F5 has released its 2024 State of AI Application Strategy reportwhich reflects that although 75% of companies are already implementing AI, 72% discover major problems with data quality, as well as an inability to scale practices related to them. The report, presented at AppWorld in Madrid, also reveals that companies have to face difficulties with security and others related to infrastructure, data, model, application services and application layers when trying to achieve scalable adoption when developing a new stack with the aim of supporting more AI-powered services.
However, in the survey used to prepare the report, professionals have chosen AI as the most important technological trend for 2024. However, only 24% of organizations claim to have implemented generative AI on a large scale, although its use is increasing.
The most common use cases for generative AI, for now, tend to fulfil functions considered to be non-strategic. These include co-pilots and productivity improvement tools for employees, which are used by 40% of respondents. Customer service tools such as chatbots are also used by 36%. However, those who participated in the survey indicate that workflow automation tools would be a higher priority for them. This is the opinion of 36% of them.
When it comes to challenges in deploying AI-based applications, respondents have three main concerns related to the infrastructure layer: the cost of computing to scale AI (62%), model performance across the board (55%), and model security (57%). In the latter case, business leaders expect to increase their spending on security by 44% as they scale deployments.
When it comes to data, data maturity is a significant and pressing challenge affecting widespread AI deployment. 72% of respondents cite data quality and inability to scale data practices as major obstacles to scaling AI. Another 53% cite a lack of AI and data skills as a major barrier. Furthermore, while 53% of companies say they have a defined data strategy, over 77% of companies surveyed do not have a single true source for their data.

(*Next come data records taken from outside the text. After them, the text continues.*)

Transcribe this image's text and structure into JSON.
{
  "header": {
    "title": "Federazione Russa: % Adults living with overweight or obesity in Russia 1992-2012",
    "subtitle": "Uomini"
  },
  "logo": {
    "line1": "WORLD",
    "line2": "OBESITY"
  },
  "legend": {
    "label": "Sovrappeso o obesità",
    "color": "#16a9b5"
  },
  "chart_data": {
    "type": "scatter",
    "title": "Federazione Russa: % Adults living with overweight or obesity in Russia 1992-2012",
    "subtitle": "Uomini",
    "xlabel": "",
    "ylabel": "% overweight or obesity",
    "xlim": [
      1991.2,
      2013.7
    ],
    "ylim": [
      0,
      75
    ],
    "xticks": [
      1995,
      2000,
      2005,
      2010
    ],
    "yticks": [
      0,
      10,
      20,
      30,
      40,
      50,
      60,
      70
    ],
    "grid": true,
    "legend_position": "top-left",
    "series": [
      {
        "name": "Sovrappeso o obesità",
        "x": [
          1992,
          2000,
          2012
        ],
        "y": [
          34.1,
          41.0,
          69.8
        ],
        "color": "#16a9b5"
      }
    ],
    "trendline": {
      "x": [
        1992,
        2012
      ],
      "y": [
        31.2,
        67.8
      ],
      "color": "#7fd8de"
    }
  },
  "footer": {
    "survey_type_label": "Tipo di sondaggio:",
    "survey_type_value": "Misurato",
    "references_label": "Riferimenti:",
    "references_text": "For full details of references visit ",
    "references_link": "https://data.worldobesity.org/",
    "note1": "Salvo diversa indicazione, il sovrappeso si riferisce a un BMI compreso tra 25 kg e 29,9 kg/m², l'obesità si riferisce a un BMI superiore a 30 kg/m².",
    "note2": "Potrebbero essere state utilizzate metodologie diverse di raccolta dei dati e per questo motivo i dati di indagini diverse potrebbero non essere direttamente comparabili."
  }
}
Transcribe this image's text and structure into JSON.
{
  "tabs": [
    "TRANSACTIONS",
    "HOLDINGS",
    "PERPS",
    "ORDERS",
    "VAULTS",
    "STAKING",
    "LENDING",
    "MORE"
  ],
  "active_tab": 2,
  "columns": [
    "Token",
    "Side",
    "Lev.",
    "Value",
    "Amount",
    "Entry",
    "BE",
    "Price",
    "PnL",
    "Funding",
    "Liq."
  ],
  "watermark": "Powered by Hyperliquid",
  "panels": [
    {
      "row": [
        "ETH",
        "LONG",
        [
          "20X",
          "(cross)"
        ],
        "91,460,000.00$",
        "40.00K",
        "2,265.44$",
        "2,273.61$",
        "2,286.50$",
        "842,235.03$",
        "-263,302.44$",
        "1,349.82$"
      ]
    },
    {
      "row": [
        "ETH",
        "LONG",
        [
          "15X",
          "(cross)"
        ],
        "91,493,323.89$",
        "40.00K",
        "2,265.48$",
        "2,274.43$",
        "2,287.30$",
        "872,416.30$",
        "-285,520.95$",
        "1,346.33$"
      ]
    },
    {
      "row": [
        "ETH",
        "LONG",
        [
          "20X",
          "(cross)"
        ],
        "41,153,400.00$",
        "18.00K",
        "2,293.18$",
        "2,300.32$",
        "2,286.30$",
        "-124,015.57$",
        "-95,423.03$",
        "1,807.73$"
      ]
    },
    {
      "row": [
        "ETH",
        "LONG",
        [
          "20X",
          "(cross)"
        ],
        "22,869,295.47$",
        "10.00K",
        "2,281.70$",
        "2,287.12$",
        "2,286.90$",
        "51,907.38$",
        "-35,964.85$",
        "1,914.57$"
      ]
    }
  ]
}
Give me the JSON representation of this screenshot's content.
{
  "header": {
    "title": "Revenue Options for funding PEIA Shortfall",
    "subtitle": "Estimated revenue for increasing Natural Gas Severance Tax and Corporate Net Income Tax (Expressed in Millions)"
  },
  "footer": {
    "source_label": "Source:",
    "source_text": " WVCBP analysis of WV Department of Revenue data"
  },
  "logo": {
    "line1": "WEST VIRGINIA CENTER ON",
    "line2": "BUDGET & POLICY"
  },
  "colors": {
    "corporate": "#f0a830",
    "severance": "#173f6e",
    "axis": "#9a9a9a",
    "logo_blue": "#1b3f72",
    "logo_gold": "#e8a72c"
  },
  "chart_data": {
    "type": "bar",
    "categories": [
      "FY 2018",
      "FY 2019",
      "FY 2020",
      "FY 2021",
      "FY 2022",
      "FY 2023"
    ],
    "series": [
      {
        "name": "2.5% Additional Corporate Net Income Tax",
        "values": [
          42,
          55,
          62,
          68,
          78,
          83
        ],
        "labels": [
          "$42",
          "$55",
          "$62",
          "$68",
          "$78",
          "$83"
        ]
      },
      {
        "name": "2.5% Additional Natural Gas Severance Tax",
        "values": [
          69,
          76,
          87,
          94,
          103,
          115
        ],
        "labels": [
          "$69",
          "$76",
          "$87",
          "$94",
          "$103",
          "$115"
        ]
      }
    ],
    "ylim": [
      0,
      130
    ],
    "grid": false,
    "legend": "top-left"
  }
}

Cybersecurity is another major concern for those who have to deliver AI services. Among the main threats in this area for respondents are AI-driven attacks, data privacy or data leakage.
Respondents plan to act against these threats to protect AI implementations, 42% say they are using, or plan to use, API security solutions to protect data as they move through training AI models. 41% use or want to use monitoring tools to gain visibility into AI application usage, and 39% use or plan to use DDoS protection for AI models. Additionally, 38% use or plan to use bot protection for AI models.